Actually, the film isn’t awful —in the sense that it isn’t unwatchable (try dragging me to a Tom Hanks film), and I have long disagreed with Harry and Michael Medved’s selections and opinions in the popular Golden Turkey Awards (1980, Berkley). There are a lot of films worse than Fire Maidens.
I like the special effects, which includes a few competent matte paintings of the fog covered 13th moon of Jupiter, some creative use of V2 rocket stock footage and a superimposed encounter with asteroids. Just don’t expect Forbidden Planet (1956). Fire Maidens reminds me of Universal-International’s The Mole People (1956) and I can’t help but think one might have influenced the other. The two films have several similarities: an expedition stumbling upon a mysterious isolated Lazarus culture (Sumerian vs. Minoan —oops I mean New Atlantian), menacing mutant anthropoid monsters, sappy love story subplots, scantily-dressed maidens, gun toting Eisenhower-era WASPs and ridiculous sets.

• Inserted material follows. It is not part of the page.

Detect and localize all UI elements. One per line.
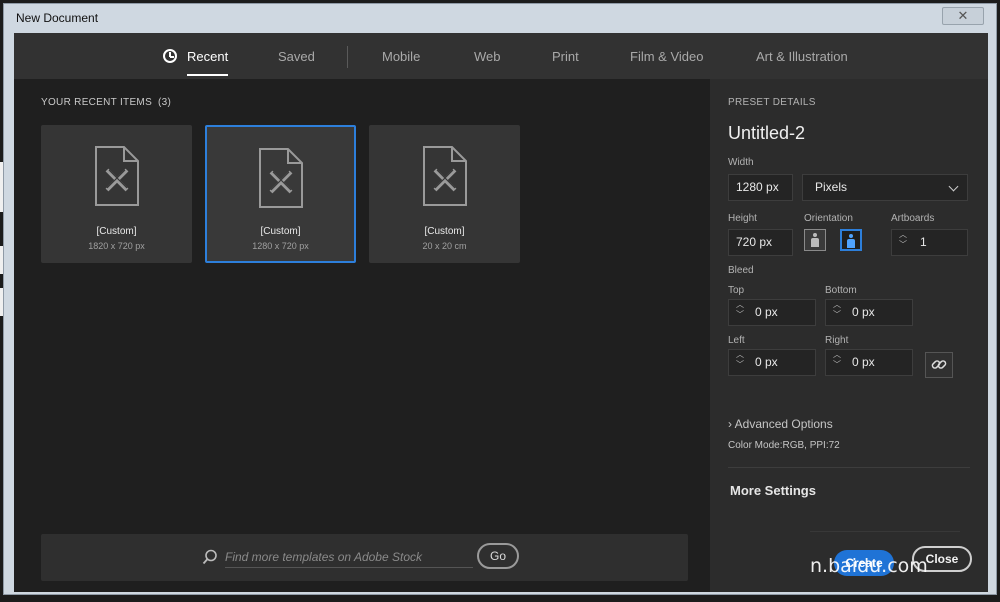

Fire Maidens is by no means a lost classic. The film has been around on VHS as a Sinister Cinema release, and was lampooned by the MST3000 crew in 1992. The film is slow and I grew tired of Borodin’s Gliding Dance of the Maidens (aka “Stranger in Paradise”), from the Polovtsian Dances (1890), which drones in the background throughout the later part of the film. The monster is nothing special and stumbles around growling (Rarrrrrr!!!!) like a parody of the Frankenstein monster. It reminds me a tiny bit of the Ebonite Interrogator of the Outer Limits Nightmare Episode (1963). The Fire Maidens monster was designed by artist Roy Ashton (The Reptile, 1966).
I dropped $20 on this DVD, supporting a vender, and would only recommend it to the staunchest completists (aka masochists). I wouldn’t bother with the Blu-ray print.
And remember “All characters in space are fictitious.”